Asıl yanlış, düşünmemekle, kafa yormamakla yapıldı. "Bu ne ya, hangi çağda yaşıyoruz, nedir bu yasakçı zihniyet! Yeter..." bıkkınlığıyla, "Bir de bunlar gelsin bakalım. Demokrasi getirsinler..." tembelliğine kapılmaktı.

Düşünülmedi, kafa yorulmadı, kaygılanılmadı, kuşkulanılmadı...

Ne gerek vardı kafa yormaya.

Büyük çoğunluğu bedel ödemenin ne demek olduğunu bilmeyen tuzu kurulardan oluşan 'Yetmez ama evet'çi yaygaracıların, "21. Yy.da şeriat mı gelirmiş, diktatör mü çıkarmış, AB'si ABD'si buna izin mi verirmiş, saçmalıyorlar, paranoyaklık yapıyorlar" umursamazlıklarıyla, hazırlopçuluklarıyla her şey oluruna bırakıldı.

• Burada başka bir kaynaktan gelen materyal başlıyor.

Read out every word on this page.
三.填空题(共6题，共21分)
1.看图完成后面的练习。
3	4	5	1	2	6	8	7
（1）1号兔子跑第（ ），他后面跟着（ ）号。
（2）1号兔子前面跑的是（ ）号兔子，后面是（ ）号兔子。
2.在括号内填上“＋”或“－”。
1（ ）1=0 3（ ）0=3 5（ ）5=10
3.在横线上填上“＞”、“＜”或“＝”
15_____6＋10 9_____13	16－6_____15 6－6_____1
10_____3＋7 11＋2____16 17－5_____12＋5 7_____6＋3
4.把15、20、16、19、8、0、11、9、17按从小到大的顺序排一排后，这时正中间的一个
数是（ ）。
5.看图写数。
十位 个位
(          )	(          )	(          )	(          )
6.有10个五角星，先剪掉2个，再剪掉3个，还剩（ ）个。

"Laik Cumhuriyet elden gidiyor, demokratik yapı tamamen ortadan kaldırılıyor, uyanın" kaygılarını her şart ve ortamda dile getirip uyarmaya çalışanlar ise, bu ülkenin sürekli en ağır bedelleri ödettiği solculardı.

Neden?

Kendilerine en büyük acıları yaşatan devletleri için kaygılanmaları ve uyarmaları büyük bir çelişki gibi gözüküyor ama değil. Çünkü düşünüyorlardı, kafa yoruyorlardı ve olabilecekleri görüyor, kaygılanıyorlardı. "Yapmayın, tek kişiye bu kadar yetki ve güç verilmez, bedeli ağır olur" uyarıları, alaylarla hakaretlerle karşılandı.  

Geldik bu güne.

Sabah şerifleri hayrolanların yarım ağız pişmanlık döktürmelerine.

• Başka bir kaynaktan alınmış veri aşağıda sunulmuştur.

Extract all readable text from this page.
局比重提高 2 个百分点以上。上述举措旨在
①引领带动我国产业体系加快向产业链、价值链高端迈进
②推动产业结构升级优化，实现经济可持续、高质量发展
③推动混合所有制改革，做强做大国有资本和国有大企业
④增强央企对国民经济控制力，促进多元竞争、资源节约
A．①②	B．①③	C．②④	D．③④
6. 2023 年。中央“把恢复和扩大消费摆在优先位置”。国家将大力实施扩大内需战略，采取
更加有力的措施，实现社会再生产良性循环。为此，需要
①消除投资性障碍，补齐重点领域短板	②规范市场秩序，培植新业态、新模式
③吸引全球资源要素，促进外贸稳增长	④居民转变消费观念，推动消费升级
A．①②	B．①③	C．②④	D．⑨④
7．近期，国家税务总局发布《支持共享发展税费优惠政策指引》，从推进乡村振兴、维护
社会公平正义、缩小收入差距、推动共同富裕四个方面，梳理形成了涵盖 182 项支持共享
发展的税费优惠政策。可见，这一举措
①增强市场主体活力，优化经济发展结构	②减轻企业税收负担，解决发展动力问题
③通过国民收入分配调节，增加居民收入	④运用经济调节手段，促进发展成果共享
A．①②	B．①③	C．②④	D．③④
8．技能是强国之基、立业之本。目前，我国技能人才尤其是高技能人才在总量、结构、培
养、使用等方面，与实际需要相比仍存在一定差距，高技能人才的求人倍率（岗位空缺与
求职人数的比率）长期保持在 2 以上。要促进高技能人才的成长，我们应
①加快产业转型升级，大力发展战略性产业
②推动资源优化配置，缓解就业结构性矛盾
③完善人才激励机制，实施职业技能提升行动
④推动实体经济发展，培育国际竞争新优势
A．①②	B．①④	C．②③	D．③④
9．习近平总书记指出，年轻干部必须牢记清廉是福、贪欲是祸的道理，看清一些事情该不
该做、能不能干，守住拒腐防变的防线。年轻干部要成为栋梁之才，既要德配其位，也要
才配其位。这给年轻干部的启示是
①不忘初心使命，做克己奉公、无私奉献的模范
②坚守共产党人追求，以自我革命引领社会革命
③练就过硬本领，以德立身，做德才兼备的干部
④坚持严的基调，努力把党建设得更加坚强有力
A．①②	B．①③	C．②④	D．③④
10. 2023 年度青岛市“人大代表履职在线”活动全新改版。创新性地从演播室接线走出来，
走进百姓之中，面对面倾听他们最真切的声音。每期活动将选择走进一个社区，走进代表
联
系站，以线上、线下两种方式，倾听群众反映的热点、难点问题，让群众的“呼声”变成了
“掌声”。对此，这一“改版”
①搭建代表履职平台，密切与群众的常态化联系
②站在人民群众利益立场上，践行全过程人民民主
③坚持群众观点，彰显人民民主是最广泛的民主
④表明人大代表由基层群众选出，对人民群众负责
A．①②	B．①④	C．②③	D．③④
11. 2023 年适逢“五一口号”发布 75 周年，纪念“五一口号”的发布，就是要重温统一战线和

"Hani demokratikleşecektik... Neler oluyor..." şaşkınlıklarına.

Ağlaşmakla, sızlanmakla, verilen o yetki ve güçler geri alınabilir mi!

Her şey açık ve aleniydi, gizli kapaklı hiç bir yetki ve güç verilmedi. Kimse kimseyi kandırmadı, kandırılmak istenenler kandı. Hepsi bu.

Gerçekleri umutlarıyla perdeleyen Umut Sazanlarının yaşadıkları şaşkınlıklar görülmekte yer yer. Hepsi bu.

Hangi 'Yetmez ama evet'çinin ne demeye hakkı olabilir!

Yetki ve güçleri alıp ileri demokrasiye geçen başgüdücünün de çok şeyineydi zaten...

Size geçmiş olmasın, afiyet şeker olsun Umut Sazanları.